I apologize for having to rush, but sometimes that's how it goes. So when we network all the things, we really do network all of the things. And that's everything from the power systems to the experimental sensors to the production data loggers themselves and everything in between. Okay, researcher data management.
So this is something that's very important because researchers don't usually think about data management. My paycheck as a scientist doesn't necessarily depend on having the best data management as long as I can publish and maybe I won't perish. That's changing now, as we all know. And so researcher data management
is something that we're all playing catch up on and hopefully everybody on this call and in your organization is very concerned about. So a typical workflow that we've developed inside of the cluster, for instance, looks like this. So you have sensors at a field site, you have communications layers, you have downloaded files, you have various checks before you bring that
into a level zero or raw database. Then you can go through various quality control processes that have management, both for automated and for manual. And then you have a production, say level one database where you've got a delayed release that has quality control flags associated with it. Those are data that you would make available out to maybe the general public with a caveat
and that sort of thing. And then of course you have kind of a quality control database that you also wanna be maintaining at the same time so that people can access the checks that have been made and what sort of flags have been thrown and what those mean. And also the quality assurance management interface. So how you collect things like installation information
associated with instruments and systems on the site. So this is one application that one of our students that's inside the cluster is developing. This is a mobile application that connects directly to my particular systems database. And I can enter information, take photos, add documents
to all of the deployments on my site. And those are tied directly to the data streams in the database. So I'm pretty much gonna wrap it up here. The true cost of sensor deployments actually has a lot to do with things like lost data, having to constantly repair, losing momentum,
you're losing science discovery and all that sort of thing when you have failures. So you try to minimize those costs and try to upfront invest more in not just your sensor system, but that workflow and the expertise and the kind of the software systems that you wanna use for tracking the data and the quality at the same time.
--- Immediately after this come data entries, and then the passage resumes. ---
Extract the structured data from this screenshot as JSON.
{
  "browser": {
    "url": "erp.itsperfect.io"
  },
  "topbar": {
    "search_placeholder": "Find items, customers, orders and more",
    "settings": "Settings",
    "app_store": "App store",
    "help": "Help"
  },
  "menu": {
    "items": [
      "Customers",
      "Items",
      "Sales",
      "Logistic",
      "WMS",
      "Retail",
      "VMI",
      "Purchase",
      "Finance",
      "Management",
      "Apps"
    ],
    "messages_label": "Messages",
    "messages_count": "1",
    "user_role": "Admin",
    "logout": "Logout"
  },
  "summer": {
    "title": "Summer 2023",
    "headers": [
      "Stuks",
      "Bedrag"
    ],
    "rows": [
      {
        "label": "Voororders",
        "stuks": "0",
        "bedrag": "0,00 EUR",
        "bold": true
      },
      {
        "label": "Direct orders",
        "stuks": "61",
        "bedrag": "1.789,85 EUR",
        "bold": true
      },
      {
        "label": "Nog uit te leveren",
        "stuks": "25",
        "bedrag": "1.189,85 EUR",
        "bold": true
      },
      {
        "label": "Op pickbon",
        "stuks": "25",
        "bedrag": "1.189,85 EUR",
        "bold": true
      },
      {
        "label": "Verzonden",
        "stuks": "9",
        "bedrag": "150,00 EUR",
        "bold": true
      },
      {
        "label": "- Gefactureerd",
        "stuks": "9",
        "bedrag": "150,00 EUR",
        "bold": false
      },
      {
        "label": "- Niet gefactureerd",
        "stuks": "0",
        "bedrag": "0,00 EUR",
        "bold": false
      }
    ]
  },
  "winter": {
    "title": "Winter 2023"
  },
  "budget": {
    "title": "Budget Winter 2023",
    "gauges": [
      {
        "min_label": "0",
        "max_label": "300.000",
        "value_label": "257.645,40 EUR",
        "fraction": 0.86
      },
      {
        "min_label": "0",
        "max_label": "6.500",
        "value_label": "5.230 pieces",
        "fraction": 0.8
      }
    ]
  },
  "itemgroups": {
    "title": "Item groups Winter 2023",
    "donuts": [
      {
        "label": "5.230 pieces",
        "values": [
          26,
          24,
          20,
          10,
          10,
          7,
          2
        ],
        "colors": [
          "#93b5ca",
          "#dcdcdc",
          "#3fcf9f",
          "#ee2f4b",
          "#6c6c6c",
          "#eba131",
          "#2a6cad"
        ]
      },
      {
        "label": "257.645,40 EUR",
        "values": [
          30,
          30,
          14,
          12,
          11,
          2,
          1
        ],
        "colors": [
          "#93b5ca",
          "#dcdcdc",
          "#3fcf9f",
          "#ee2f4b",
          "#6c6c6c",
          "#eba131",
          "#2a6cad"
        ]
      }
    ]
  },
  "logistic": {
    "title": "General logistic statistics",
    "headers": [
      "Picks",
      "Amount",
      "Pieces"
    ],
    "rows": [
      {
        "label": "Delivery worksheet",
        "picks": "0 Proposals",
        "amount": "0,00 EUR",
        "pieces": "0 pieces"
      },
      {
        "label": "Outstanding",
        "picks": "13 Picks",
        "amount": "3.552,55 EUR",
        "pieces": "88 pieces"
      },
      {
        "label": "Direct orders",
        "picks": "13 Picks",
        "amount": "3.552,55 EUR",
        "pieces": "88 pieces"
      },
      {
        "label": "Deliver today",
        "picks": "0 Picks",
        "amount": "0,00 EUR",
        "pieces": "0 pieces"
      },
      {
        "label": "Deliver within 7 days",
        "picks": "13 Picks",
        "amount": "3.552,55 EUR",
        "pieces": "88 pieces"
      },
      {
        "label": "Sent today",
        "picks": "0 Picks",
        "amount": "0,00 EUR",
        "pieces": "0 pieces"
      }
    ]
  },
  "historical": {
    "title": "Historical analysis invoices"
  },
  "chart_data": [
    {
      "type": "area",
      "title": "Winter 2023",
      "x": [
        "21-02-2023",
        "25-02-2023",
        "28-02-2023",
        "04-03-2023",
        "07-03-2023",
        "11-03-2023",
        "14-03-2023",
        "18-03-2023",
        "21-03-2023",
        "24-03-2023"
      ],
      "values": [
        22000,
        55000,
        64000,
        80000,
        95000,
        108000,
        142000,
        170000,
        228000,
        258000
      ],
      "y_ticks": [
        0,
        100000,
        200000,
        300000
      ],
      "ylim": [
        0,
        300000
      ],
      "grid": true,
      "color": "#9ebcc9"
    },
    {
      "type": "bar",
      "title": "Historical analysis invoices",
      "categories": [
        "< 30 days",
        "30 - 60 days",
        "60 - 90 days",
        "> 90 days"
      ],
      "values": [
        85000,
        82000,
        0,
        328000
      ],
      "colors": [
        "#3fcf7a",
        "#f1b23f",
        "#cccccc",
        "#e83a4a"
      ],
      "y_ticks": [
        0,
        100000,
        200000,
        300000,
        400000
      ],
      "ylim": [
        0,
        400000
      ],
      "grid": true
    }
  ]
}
If you invest upfront, then you're likely to have quality data that costs the same or less over the long term. Researchers have a lot of concerns on their mind and usually they just wanna buy the equipment, spend the money and then it's sort of plug and play. They get their first publication, maybe after that they don't care about it or maybe they do and they just didn't think that there are these management issues.
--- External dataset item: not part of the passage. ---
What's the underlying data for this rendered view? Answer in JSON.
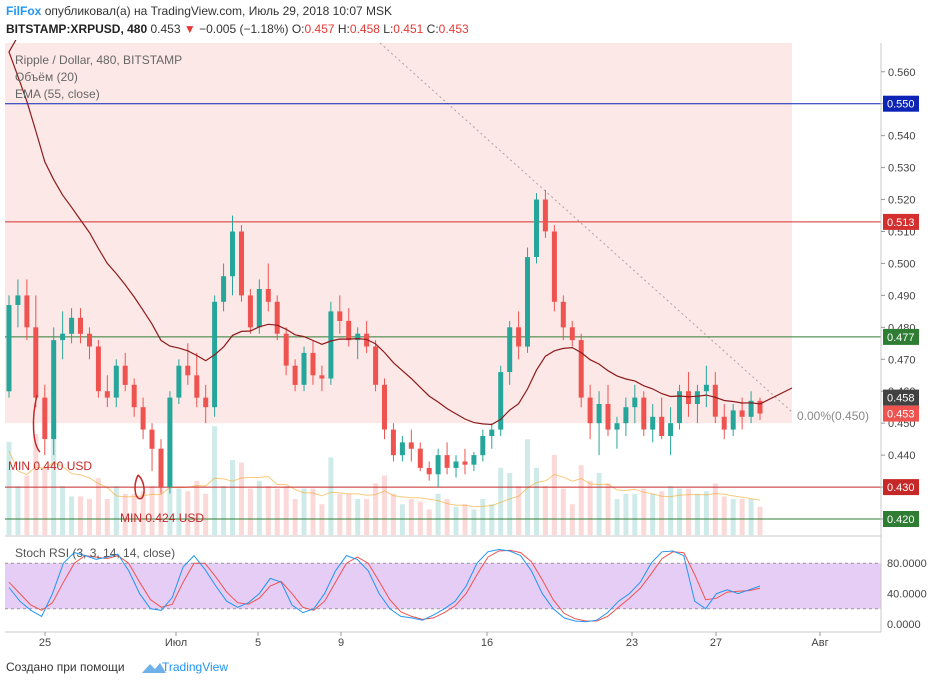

So these are all things that we try to make the researchers in our lives more aware of as they design their particular systems. So we'll go to the questions and we'll take, I think we'll have the rest of the conversation at this point. Meng, I'll turn it back over to you. And this is just our last cluster poster
from I think the winter 2017, 2018 meeting kind of gives an overview of what's been going on in the cluster. So thank you very much and we appreciate the time and attention.